Mahkamah menekankan kuantitas produk ternak perlu mendapat perhatian dengan sungguh-sungguh dari pemerintah untuk memastikan ketersediaan produk ternak dalam negeri dalam jumlah yang cukup, juga memberdayakan peternakan dalam negeri dan untuk menegaskan tentang pentingnya keberpihakan negara/pemerintah kepada peternak dalam negeri. Keberpihakan negara/pemerintah dimaksud, penting diupayakan dan diselenggarakan untuk mendorong dan menciptakan tata kelola dan tata niaga produk ternak dalam negeri agar tumbuh subur, budi daya ternak menjadi lebih inovasi di bidang peternakan akan lebih maju baik menggunakan metode intensifikasi maupun ekstensifikasi produk ternak, ketergantungan pada substitusi impor semakin rendah, iklim usaha ternak menjadi lebih kondusif dan kesejahteraan peternak meningkat.

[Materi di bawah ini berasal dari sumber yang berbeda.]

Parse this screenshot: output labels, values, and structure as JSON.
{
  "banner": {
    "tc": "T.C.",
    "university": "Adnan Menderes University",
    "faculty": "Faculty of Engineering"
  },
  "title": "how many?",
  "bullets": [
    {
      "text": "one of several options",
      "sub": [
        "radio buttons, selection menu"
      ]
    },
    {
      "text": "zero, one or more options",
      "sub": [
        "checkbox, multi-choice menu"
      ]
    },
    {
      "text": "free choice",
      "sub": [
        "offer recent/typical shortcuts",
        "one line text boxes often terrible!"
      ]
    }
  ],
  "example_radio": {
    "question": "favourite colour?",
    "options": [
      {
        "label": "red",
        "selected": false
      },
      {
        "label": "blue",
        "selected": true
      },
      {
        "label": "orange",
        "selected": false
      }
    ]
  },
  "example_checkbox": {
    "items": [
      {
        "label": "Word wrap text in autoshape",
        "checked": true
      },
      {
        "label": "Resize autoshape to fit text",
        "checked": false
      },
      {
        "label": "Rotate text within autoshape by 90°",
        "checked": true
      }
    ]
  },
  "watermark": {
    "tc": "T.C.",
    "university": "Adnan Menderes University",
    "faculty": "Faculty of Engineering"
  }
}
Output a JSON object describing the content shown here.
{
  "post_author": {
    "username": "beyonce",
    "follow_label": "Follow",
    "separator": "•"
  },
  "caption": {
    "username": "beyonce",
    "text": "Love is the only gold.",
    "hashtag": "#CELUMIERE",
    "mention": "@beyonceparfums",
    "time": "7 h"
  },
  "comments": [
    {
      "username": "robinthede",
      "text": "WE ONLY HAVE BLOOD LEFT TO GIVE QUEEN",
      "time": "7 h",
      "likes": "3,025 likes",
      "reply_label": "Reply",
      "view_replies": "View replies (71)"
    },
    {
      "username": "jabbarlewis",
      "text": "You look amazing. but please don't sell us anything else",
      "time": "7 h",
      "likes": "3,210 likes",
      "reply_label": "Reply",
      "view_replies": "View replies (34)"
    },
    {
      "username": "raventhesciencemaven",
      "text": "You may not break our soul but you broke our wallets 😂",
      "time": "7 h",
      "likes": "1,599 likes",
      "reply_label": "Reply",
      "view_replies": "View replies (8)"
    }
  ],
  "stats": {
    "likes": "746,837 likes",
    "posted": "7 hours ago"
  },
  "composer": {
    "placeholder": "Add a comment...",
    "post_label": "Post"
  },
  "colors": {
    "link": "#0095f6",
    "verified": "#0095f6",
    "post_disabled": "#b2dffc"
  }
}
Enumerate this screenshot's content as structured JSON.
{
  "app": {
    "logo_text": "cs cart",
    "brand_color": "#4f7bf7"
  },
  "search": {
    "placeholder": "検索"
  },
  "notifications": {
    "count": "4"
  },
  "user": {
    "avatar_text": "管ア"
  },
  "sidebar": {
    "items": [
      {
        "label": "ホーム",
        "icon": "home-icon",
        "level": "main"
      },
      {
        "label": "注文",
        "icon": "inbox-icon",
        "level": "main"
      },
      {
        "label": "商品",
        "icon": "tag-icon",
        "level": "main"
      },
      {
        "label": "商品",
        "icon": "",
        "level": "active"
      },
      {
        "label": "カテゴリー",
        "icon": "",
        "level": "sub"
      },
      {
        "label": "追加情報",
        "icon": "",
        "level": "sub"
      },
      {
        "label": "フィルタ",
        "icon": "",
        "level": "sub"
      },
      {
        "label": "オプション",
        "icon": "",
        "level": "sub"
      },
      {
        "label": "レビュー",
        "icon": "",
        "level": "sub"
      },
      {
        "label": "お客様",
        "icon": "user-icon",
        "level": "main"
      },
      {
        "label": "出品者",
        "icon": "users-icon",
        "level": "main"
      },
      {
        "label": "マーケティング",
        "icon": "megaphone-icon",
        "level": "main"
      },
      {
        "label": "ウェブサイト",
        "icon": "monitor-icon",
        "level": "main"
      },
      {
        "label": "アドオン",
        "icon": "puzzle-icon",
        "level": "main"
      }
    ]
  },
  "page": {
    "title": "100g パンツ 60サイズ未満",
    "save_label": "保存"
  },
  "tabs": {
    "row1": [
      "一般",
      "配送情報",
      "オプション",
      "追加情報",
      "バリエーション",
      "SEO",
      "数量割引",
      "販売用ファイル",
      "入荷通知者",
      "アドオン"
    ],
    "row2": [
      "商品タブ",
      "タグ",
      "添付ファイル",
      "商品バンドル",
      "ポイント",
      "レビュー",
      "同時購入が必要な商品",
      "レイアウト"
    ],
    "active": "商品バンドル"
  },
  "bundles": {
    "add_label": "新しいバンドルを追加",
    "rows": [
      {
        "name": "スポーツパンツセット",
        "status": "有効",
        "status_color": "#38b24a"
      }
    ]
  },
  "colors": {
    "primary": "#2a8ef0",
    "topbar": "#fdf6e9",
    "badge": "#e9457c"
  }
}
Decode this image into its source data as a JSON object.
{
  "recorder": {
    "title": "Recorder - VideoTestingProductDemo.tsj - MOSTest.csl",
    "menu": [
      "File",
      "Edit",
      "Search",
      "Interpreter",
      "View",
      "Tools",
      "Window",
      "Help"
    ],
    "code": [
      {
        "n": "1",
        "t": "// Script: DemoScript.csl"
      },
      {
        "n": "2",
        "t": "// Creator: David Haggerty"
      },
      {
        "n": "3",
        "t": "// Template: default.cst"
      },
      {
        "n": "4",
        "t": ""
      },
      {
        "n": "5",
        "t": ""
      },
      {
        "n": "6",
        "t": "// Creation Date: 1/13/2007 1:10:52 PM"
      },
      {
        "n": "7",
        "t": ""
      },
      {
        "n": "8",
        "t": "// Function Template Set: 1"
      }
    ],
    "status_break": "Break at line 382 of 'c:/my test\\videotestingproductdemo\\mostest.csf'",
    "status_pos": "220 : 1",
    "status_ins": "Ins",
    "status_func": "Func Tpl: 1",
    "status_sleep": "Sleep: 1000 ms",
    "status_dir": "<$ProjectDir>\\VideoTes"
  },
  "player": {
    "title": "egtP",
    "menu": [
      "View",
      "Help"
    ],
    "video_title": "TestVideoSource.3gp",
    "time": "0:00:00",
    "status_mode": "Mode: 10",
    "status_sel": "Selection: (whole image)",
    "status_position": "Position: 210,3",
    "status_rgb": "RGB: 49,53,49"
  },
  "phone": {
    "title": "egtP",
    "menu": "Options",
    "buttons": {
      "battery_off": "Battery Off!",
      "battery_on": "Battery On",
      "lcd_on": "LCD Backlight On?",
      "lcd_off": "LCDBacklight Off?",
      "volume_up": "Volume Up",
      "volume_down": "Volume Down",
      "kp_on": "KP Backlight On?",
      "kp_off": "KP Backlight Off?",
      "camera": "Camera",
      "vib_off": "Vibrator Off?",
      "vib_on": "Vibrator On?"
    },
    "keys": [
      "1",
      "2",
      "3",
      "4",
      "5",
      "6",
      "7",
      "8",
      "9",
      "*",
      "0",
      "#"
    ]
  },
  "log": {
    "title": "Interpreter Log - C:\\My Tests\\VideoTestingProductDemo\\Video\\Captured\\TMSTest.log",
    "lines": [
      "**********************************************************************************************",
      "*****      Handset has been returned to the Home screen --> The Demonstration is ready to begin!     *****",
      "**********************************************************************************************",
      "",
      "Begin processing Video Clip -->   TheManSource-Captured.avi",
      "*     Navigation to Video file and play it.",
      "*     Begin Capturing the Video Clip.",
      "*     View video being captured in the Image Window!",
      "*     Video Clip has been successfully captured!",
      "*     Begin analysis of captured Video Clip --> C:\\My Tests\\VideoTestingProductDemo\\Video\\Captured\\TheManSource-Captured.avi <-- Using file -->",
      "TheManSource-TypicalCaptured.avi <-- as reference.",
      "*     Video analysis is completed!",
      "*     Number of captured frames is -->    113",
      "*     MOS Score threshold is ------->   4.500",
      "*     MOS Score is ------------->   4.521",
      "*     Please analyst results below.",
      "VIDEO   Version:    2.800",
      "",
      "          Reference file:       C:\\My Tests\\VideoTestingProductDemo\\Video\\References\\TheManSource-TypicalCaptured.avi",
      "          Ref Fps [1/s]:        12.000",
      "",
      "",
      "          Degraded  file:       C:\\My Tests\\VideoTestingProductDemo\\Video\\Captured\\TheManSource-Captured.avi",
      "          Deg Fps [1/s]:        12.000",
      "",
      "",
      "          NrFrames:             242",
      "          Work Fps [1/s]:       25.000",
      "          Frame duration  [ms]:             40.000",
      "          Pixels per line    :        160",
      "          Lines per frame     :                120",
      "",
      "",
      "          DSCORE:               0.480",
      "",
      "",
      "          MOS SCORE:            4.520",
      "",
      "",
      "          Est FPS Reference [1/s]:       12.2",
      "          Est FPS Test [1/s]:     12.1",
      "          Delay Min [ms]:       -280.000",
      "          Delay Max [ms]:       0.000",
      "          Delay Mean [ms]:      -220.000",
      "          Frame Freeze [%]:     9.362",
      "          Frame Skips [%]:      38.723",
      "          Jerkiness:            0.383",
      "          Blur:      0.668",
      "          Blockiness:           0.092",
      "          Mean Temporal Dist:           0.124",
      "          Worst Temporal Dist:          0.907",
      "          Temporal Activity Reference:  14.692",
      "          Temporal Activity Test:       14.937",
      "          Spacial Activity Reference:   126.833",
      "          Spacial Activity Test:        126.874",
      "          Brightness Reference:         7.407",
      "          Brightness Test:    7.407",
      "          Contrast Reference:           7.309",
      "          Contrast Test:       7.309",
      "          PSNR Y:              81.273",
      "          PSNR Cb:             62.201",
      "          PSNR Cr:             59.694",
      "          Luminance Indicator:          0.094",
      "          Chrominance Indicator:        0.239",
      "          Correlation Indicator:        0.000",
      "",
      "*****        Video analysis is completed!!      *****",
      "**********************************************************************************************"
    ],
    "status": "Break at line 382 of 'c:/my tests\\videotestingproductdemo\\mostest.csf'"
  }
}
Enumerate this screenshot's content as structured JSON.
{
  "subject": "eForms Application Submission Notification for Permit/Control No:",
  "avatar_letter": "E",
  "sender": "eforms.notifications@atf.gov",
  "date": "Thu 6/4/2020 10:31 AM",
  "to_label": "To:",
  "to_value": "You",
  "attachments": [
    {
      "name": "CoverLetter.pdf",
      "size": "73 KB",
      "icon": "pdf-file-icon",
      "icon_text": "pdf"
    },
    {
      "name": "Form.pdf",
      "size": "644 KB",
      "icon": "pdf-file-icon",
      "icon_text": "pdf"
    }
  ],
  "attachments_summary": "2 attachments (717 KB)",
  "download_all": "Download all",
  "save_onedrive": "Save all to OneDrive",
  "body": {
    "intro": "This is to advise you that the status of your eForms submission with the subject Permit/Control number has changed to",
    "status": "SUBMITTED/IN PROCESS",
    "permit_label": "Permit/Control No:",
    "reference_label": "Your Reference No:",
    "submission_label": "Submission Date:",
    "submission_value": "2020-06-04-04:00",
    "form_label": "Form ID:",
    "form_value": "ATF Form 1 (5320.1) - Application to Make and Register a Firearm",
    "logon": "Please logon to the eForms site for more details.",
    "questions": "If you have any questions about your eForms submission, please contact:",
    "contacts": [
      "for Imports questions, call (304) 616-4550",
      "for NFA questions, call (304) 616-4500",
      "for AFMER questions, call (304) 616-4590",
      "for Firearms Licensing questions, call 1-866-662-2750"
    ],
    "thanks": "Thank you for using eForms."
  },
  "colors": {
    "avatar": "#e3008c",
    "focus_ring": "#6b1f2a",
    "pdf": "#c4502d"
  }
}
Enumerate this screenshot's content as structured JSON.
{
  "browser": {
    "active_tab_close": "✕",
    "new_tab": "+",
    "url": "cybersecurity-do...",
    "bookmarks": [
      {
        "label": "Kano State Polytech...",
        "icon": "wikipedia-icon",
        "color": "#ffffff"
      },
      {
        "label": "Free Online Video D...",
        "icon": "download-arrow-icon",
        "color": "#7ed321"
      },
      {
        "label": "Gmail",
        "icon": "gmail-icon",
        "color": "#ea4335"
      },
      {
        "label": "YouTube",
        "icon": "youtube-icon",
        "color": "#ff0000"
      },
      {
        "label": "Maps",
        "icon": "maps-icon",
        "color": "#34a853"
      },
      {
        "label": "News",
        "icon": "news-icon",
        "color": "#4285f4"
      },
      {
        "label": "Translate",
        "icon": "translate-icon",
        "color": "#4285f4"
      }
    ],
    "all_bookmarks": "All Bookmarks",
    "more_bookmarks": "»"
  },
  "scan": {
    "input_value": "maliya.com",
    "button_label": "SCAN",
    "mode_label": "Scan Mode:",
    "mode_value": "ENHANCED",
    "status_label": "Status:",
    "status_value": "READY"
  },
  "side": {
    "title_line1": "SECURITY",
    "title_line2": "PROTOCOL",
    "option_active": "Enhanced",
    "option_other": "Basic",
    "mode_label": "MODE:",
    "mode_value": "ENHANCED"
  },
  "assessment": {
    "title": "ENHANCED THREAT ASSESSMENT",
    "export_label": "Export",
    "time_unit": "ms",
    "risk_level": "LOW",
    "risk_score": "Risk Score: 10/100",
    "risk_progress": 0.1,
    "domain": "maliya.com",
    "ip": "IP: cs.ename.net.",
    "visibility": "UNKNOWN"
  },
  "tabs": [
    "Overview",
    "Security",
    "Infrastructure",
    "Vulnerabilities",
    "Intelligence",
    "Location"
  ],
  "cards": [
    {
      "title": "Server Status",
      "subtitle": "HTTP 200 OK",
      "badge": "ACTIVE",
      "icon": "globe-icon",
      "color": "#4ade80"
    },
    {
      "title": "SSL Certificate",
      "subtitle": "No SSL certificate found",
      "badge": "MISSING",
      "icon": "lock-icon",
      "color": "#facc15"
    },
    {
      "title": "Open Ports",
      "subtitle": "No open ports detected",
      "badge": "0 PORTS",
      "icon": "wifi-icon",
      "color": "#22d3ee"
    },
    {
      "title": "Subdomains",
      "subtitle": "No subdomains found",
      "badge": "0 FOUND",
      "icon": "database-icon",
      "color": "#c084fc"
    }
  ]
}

Dari segi kualitas, sambung Enny, produk ternak yang dihasilkan hendaknya memenuhi standar Kesehatan yang maksimal agar terhindar dari wabah penyakit yang dapat merugikan semua pihak. “Kedua hal tersebut merupakan tanggung jawab pemerintah bersama-sama menjalankan ikhtiar dan prosedur yang memenuhi standar Kesehatan ternak sesuai dengan prinsip kehati-hatian dan keamanan maksimal,” tandas Enny.
Sebelumnya, dalam sidang pendahuluan (14/11/2022) Pemohon menilai, UU PKH diartikan secara keliru, disalahgunakan bahkan disengaja untuk terus menerus melakukan impor produk hewan dari negara-negara yang tidak bebas penyakit menular (PMK). Padahal importasi dari negara yang tidak bebas PMK hanya untuk tindakan sementara. Tidak adanya keadaan mendesak namun Pemerintah secara terus-menerus melakukan impor dari negara yang tidak bebas PMK, mengakibatkan sekarang Indonesia kembali terjangkit wabah PMK.
Fakta masuknya PMK ke Indonesia telah berakibat kerugian pada peternak dan juga jutaan peternak kecil yang ternaknya baik berupa sapi, kerbau, kambing dan domba serta itik/ayam yang berfungsi sebagai sumber kehidupan ekonomi serta tabungan dan kekayaan mereka.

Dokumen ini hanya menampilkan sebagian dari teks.